» Negosiasi pengurusan izin di PLN bisa sampai lima tahun sehingga biaya investasi membengkak.
» PLN juga kerap mengulur-ulur waktu pemberian izin ke PLTS Atap.
JAKARTA - Presiden Joko Widodo (Jokowi) saat meresmikan dua Pembangkit Listrik Tenaga Air (PLTA) di Poso, Jumat (25/2), mengingatkan PT PLN agar terus memperbaiki praktik birokrasi yang kerap dikeluhkan investor yang tertarik berinvestasi di sektor energi.
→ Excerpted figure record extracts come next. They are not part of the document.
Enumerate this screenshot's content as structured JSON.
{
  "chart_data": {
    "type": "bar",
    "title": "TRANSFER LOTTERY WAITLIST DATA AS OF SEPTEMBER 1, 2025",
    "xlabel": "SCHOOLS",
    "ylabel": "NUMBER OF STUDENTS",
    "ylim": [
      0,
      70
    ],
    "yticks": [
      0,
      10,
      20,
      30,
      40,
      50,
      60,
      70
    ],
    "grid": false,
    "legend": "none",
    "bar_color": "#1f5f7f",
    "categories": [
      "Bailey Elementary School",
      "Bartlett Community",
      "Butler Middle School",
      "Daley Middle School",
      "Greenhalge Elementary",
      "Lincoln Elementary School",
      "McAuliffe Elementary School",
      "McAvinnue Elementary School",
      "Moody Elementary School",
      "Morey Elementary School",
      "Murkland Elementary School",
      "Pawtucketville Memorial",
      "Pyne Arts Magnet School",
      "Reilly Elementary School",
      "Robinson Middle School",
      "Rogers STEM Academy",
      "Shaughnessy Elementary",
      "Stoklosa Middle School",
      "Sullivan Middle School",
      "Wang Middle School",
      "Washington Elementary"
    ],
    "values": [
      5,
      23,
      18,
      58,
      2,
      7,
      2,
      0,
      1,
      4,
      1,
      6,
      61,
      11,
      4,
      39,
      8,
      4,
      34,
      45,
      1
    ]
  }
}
"Yang ingin saya tekankan pada pagi hari ini agar birokrasi, utamanya di PLN, itu betul-betul Pak Dirut perhatikan, jangan sampai ada keluhan lagi," kata Presiden dalam sambutannya saat meresmikan PLTA Poso Energy dengan kapasitas 515 megawatt (MW) di Kabupaten Poso, Sulawesi Tengah, dan PLTA Malea Energy 90 MW di Kabupaten Tana Toraja, Sulawesi Selatan.
Sentilan Presiden itu merespons keluhan mantan Wakil Presiden Jusuf Kalla yang menyampaikan pengalamannya menghadapi birokrasi berlarut-larut di PLN dalam proses pembangunan PLTA.
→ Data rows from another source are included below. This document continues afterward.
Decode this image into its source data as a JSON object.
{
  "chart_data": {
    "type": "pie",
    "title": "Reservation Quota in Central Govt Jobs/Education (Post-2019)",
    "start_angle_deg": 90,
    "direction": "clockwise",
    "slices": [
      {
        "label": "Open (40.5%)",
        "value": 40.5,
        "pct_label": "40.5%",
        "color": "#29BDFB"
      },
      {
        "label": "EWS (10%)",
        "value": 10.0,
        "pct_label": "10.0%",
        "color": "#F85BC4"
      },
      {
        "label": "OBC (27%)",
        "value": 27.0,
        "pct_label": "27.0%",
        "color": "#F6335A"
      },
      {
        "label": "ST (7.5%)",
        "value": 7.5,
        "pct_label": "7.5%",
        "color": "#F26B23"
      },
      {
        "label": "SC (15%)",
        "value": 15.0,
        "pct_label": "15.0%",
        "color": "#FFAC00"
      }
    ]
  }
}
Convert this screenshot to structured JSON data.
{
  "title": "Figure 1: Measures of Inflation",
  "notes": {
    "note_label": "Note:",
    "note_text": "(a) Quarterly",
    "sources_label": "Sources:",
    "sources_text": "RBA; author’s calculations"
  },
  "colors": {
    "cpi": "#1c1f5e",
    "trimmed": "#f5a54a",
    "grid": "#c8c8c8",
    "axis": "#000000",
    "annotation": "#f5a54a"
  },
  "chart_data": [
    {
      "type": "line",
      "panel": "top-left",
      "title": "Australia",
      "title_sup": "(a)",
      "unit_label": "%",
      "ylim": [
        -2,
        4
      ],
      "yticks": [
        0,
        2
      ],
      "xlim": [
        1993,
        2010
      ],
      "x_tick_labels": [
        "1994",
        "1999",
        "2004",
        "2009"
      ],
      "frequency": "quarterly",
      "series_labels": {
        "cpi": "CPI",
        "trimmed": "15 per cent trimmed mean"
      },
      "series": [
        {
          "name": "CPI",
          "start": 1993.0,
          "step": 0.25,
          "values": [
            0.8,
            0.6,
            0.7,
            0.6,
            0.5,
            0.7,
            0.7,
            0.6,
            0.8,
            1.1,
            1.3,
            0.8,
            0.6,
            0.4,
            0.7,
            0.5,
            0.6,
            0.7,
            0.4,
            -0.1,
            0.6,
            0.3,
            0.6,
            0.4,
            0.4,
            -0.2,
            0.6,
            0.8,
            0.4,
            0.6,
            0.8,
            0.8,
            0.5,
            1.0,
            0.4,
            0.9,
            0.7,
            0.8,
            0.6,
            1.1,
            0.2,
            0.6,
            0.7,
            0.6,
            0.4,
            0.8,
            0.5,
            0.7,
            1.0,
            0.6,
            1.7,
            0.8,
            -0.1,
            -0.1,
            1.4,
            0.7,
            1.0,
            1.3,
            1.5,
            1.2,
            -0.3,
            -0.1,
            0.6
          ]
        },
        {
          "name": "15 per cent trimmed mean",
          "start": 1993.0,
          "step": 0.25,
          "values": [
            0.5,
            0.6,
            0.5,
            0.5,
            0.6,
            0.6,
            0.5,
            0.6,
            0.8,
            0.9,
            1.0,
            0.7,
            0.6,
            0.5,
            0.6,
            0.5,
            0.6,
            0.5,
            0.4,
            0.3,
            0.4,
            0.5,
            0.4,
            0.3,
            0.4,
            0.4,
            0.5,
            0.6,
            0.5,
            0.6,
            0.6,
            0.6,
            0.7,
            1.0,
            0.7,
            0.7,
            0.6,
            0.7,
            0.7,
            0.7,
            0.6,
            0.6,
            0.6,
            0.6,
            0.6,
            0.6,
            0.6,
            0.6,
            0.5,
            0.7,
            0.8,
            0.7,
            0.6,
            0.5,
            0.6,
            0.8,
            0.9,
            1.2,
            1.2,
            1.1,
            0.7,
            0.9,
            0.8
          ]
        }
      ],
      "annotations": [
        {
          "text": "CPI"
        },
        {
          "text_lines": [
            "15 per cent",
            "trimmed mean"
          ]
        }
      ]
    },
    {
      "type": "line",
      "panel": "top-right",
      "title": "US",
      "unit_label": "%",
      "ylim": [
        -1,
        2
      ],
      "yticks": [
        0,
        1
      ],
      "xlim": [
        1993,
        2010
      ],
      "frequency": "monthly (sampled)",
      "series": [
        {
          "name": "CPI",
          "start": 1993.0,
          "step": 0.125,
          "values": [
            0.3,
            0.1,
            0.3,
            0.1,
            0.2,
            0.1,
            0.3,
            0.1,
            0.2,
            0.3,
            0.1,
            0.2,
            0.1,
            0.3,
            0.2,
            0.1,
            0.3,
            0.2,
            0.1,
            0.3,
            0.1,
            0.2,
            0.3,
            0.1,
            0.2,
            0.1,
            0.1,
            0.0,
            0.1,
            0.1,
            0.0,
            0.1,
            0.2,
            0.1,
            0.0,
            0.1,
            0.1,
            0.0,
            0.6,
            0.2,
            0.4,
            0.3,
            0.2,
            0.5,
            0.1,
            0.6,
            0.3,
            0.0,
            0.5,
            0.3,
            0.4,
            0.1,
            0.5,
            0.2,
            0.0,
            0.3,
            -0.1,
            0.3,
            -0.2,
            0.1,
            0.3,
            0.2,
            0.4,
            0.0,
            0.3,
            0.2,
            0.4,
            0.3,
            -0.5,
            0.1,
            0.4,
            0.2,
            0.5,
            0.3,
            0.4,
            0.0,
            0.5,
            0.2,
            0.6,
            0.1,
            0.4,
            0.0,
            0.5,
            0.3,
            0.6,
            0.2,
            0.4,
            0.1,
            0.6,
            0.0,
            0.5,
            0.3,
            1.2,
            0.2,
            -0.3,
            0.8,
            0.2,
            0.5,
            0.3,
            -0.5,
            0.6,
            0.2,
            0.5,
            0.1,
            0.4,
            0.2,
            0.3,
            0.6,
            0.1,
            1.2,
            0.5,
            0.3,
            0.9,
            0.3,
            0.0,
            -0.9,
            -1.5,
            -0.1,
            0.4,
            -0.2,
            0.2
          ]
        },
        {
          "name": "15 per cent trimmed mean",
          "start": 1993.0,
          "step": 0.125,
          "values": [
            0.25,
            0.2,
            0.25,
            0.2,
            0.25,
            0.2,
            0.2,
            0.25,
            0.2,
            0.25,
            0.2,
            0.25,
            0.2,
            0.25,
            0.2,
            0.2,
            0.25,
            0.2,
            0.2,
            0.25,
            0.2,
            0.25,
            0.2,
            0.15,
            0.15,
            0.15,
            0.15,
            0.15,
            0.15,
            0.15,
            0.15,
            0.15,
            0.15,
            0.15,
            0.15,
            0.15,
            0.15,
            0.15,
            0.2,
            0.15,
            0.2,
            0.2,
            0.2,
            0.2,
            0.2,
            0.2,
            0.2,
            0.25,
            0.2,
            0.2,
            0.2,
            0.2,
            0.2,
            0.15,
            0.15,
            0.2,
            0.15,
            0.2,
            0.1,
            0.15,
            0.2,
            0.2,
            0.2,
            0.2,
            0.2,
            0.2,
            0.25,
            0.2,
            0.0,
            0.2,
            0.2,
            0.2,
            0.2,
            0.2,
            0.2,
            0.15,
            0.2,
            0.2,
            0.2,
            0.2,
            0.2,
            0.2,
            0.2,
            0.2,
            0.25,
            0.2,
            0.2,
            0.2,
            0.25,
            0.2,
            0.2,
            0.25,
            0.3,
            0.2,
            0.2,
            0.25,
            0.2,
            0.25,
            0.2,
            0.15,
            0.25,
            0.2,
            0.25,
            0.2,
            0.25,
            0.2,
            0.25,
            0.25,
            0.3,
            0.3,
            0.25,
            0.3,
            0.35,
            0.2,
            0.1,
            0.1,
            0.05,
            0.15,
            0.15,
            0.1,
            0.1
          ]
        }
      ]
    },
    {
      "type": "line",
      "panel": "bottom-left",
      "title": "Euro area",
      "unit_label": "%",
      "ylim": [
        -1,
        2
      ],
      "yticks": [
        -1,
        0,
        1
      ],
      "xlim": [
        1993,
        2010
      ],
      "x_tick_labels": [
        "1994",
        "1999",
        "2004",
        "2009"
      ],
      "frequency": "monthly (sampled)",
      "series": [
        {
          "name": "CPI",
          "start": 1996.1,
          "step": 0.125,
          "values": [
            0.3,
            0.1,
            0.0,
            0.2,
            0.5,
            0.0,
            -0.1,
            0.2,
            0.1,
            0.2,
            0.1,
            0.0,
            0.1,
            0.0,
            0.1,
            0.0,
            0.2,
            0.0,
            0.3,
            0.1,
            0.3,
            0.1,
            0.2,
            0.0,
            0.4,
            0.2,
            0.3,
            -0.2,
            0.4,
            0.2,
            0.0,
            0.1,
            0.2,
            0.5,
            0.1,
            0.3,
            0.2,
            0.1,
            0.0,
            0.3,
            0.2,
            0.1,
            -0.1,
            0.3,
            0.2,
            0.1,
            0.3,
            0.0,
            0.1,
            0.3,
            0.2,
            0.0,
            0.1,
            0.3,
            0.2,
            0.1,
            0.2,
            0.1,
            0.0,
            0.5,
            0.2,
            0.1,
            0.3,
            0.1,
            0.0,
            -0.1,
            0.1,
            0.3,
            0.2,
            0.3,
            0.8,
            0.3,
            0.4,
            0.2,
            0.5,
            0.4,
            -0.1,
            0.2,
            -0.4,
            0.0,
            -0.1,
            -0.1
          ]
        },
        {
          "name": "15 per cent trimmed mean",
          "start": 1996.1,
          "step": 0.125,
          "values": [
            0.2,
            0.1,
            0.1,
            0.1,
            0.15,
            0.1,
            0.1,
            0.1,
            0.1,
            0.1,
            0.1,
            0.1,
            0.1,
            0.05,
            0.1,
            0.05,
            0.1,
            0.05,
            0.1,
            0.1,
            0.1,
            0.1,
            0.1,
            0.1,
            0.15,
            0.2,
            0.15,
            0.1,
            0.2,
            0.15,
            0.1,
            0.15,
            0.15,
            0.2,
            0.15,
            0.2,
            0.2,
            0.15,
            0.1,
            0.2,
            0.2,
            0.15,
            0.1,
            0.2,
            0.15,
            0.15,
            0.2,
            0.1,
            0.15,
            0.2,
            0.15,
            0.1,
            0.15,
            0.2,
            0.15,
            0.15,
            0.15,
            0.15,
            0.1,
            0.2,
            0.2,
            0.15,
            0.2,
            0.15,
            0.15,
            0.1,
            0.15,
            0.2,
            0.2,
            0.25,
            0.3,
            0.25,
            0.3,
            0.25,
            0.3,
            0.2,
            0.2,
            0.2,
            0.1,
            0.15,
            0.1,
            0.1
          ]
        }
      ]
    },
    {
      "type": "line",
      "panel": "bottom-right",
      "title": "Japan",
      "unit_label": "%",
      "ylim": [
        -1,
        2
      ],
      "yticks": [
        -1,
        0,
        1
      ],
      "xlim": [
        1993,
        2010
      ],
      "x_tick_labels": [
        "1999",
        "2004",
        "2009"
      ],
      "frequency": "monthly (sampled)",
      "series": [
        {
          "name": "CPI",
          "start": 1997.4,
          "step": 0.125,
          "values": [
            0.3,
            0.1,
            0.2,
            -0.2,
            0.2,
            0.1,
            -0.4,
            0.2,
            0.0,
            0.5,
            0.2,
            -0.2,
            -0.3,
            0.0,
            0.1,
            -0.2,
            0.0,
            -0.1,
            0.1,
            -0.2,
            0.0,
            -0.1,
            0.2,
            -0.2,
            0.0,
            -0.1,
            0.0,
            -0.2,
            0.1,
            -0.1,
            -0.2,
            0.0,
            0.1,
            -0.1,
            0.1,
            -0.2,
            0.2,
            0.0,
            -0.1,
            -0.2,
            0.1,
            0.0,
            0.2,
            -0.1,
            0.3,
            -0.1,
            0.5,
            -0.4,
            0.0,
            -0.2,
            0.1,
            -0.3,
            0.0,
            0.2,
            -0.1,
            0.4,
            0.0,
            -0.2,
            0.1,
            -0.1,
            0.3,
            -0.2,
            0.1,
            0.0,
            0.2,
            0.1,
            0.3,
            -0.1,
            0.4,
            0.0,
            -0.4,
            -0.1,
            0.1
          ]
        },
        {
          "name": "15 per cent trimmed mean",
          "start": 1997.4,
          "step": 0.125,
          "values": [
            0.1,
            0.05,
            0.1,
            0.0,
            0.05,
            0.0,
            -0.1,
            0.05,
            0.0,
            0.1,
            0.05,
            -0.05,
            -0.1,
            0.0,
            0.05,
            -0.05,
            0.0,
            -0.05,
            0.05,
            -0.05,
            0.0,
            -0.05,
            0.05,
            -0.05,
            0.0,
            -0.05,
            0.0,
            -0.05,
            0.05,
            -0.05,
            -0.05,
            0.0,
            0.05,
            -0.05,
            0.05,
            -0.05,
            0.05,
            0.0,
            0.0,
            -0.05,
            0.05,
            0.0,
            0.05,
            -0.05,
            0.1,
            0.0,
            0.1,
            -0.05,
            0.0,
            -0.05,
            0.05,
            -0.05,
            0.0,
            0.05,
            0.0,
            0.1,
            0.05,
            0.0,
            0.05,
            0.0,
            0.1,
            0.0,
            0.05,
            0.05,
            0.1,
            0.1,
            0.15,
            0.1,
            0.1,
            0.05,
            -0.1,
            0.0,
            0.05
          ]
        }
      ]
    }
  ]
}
Kalla pada kesempatan itu menyarankan penyederhanaan proses birokrasi di PLN untuk investasi pembangunan pembangkit listrik energi hijau serta energi baru terbarukan (EBT) guna memuluskan pencapaian target-target pengurangan emisi.
"Ini proses negosiasinya lima tahun Pak, baru negosiasi. Kemudian mengerjakannya tujuh tahun, jadi total 12 tahun. Mudah-mudahan bisa diperpendek, negosiasi setahun cukup," kata Kalla.
Menanggapi keluhan tersebut, Presiden pun mengajak segenap pemangku kepentingan untuk sama-sama berpikir beban yang dihadapi investor ketika berinvestasi sektor energi.
Menurut Presiden, persoalan birokrasi hanya sebagian dari hal-hal yang harus diatasi investor sektor energi, sebelum kemudian juga berhadapan dengan masalah mendapatkan pendanaan proyek.
"Seperti disampaikan tadi, negosiasi perizinan sampai lebih dari lima tahun. Sekuat apa pun orang ngurus izin negosiasi lebih dari lima tahun itu bisa kecapekan dan belum kerja di lapangan," kata Jokowi.
"Coba kalau investornya tidak tahan banting pasti sudah mundur. Lima tahun ngurus enggak rampung-rampung, itu baru izinnya. Belum nanti mendapatkan pendanaan dari konsorsium perbankan, bukan sesuatu yang gampang," tambah Kepala Negara.
Untuk dua PLTA yang diresmikan itu memiliki total kapasitas 605 MW dengan nilai investasi mencapai 17 triliun rupiah.
Standar Baku
Pengamat Energi dari Institute for Essential Service Reform (IESR), Fabby Tumiwa, mengatakan setuju dengan peringatan Presiden Jokowi. Meskipun proses perizinan sudah satu pintu di Badan Koordinasi Penanaman Modal (BKPM), tetapi dalam konteks Independent Power Producer (IPP) tetap harus melakukan negosiasi dengan PLN sebagai off taker.
"Kalau proses negosiasi lama, proses Power Purchase Agreement (PPA) tertunda dan begitu juga financial close agreement," kata Fabby.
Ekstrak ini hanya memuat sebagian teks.